A homenagem foi requerida inicialmente pelo senador Izalci Lucas (PL-DF), que presidiu a sessão para cumprimentar os administradores, estudantes, professores e membros dos conselhos de cada estado. Há hoje no Brasil 490 mil profissionais registrados nos conselhos regionais e no federal e mais de dois milhões de estudantes na área e em cursos correlatos.

— Há mais de seis décadas, em 9 de setembro de 1965, a Lei 4.769 deu nome a essa regência. Nasceu, oficialmente, a profissão de administrador no Brasil. De lá para cá, são seis décadas de partituras cada vez mais complexas, crises econômicas, revoluções tecnológicas, mudanças de gerações, e os administradores brasileiros seguiram regendo um compasso de cada vez. Administrar é isso, ler a partitura antes de todo mundo, saber quando acelerar o ritmo e quando dar espaço ao silêncio — disse o senador.
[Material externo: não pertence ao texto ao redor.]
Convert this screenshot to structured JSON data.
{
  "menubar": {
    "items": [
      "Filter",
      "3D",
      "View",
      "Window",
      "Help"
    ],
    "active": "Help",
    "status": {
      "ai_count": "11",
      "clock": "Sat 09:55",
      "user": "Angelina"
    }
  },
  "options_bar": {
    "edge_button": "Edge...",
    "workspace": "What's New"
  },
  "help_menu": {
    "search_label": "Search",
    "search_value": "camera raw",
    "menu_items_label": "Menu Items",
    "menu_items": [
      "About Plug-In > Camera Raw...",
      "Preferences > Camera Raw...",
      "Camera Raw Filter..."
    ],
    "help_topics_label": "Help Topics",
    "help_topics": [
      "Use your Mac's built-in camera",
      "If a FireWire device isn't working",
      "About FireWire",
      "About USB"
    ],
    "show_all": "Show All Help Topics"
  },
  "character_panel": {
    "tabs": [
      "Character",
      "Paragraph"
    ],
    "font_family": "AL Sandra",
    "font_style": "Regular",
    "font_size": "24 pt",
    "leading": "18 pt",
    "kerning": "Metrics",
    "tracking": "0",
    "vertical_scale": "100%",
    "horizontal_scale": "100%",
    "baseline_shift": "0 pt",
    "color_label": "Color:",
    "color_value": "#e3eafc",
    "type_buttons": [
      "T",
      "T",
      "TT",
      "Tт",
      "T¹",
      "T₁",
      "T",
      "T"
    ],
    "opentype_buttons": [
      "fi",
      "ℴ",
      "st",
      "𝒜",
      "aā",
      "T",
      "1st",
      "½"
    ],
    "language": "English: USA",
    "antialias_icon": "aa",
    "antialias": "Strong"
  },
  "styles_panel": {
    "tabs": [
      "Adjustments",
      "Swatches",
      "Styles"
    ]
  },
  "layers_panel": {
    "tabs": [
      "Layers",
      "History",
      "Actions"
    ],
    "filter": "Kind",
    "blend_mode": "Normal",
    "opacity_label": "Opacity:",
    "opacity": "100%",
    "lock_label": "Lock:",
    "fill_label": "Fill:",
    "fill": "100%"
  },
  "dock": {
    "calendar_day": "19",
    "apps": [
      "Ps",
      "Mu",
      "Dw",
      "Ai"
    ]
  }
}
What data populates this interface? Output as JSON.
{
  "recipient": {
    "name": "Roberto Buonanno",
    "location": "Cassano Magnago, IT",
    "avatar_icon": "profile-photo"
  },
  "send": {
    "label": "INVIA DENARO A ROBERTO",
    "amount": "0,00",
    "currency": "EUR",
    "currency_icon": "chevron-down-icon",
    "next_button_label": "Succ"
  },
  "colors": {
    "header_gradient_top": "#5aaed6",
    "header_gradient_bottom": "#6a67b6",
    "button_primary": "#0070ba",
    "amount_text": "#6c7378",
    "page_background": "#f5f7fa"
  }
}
Representando o Conselho Federal de Administração, Domingos Sávio Spezia enfatizou que o número de estudantes na área — “praticamente um quarto dos alunos matriculados no ensino superior cursam cursos da área de administração” — sinaliza que “é preciso avançar ainda mais na fiscalização, na valorização, no reconhecimento e na visibilidade da profissão”.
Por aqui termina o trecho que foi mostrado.